More generally, tools that allow you to automatically run such chains of steps are often referred to as pipeline tools. In R, there is the targets
package. Outside of R, Unix/Linux type systems support Make
, which lets you combine multiple steps into often complicated workflows. If you find yourself needing a workflow that executes multiple different steps that go beyond what Quarto can execute, the targets
package might be worth checking out.
Other tools
In general, any software tool you use that allows you to document each step - usually in the form of code and comments - should allow others to reproduce your results. Many common software packages and languages such as Mathematica, Matlab, Julia, Python, etc. allow you to add documentation to your code and therefore support reproducibility.
Hall of shame
There is a long list of software that is commonly used for research and data analysis, but which one should stay away from. This encompasses any software that does not contain a full documentation of all steps taken to allow reproducibility.
Excel and similar spreadsheet software is a major culprit. Using such software for data entry and storage is perfectly fine, as long as one follows guidelines that make later analysis easy, as for instance described in this paper.

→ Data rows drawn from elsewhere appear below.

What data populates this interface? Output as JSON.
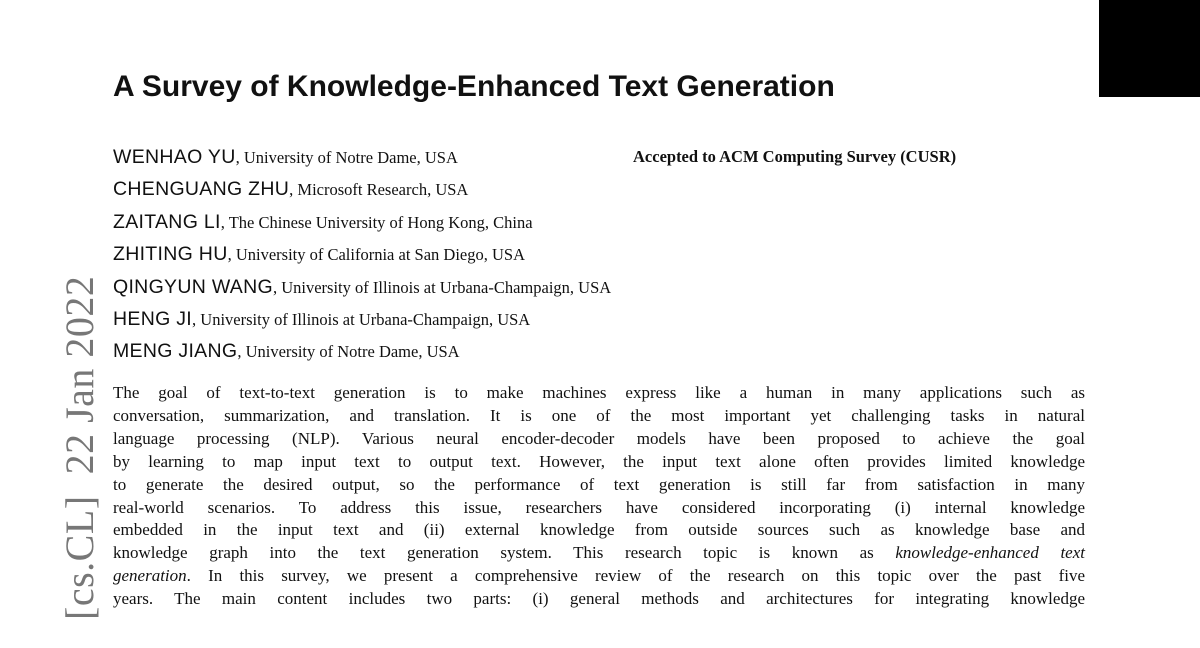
{
  "arxiv_stamp": "[cs.CL]  22 Jan 2022",
  "title": "A Survey of Knowledge-Enhanced Text Generation",
  "acceptance_note": "Accepted to ACM Computing Survey (CUSR)",
  "authors": [
    {
      "name": "WENHAO YU",
      "affiliation": ", University of Notre Dame, USA"
    },
    {
      "name": "CHENGUANG ZHU",
      "affiliation": ", Microsoft Research, USA"
    },
    {
      "name": "ZAITANG LI",
      "affiliation": ", The Chinese University of Hong Kong, China"
    },
    {
      "name": "ZHITING HU",
      "affiliation": ", University of California at San Diego, USA"
    },
    {
      "name": "QINGYUN WANG",
      "affiliation": ", University of Illinois at Urbana-Champaign, USA"
    },
    {
      "name": "HENG JI",
      "affiliation": ", University of Illinois at Urbana-Champaign, USA"
    },
    {
      "name": "MENG JIANG",
      "affiliation": ", University of Notre Dame, USA"
    }
  ],
  "abstract_lines": [
    "The goal of text-to-text generation is to make machines express like a human in many applications such as",
    "conversation, summarization, and translation. It is one of the most important yet challenging tasks in natural",
    "language processing (NLP). Various neural encoder-decoder models have been proposed to achieve the goal",
    "by learning to map input text to output text. However, the input text alone often provides limited knowledge",
    "to generate the desired output, so the performance of text generation is still far from satisfaction in many",
    "real-world scenarios. To address this issue, researchers have considered incorporating (i) internal knowledge",
    "embedded in the input text and (ii) external knowledge from outside sources such as knowledge base and",
    "knowledge graph into the text generation system. This research topic is known as"
  ],
  "abstract_italic_1": "knowledge-enhanced text",
  "abstract_italic_2": "generation",
  "abstract_line9_rest": ". In this survey, we present a comprehensive review of the research on this topic over the past five",
  "abstract_line10": "years. The main content includes two parts: (i) general methods and architectures for integrating knowledge"
}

However, spreadsheet software is a poor choice for analysis tasks (though nevertheless widely used). The problem with standard spreadsheet software like Excel is that if you make a change to the data and save it, there is usually no track record of what happened. Therefore, any data processing that happens is not reproducible.
Statistical and data analysis software that relies on graphical user interfaces (GUI), such as e.g. Graphpad Prism or SPSS are equally problematic. Some of these software tools can record the commands you perform through a GUI and you can save those at the end. This does allow for reproducibility. But if that step is missing or not implemented, the analysis is again not reproducible.
Similarly, any software to produce graphics by hand (e.g., Photoshop) should not be used. It is ok to use it make schematics, but not to edit any results.
Similarly, results tables should be generated automatically and not produced by copying and pasting numbers from one location to another. Again, that means no Excel.
Summary
There are many useful tools that help you implement a READy workflow. The important part is that things are scripted, automated and repeatable, as well as documented. Any tools that support such a workflow are useful. Stay away from tools that require manual steps.
Further Resources
- Good enough practices in scientific computing is a paper that provides a nice discussion of the approaches, and some tools, that are useful for doing work in a way that follows READy guidelines.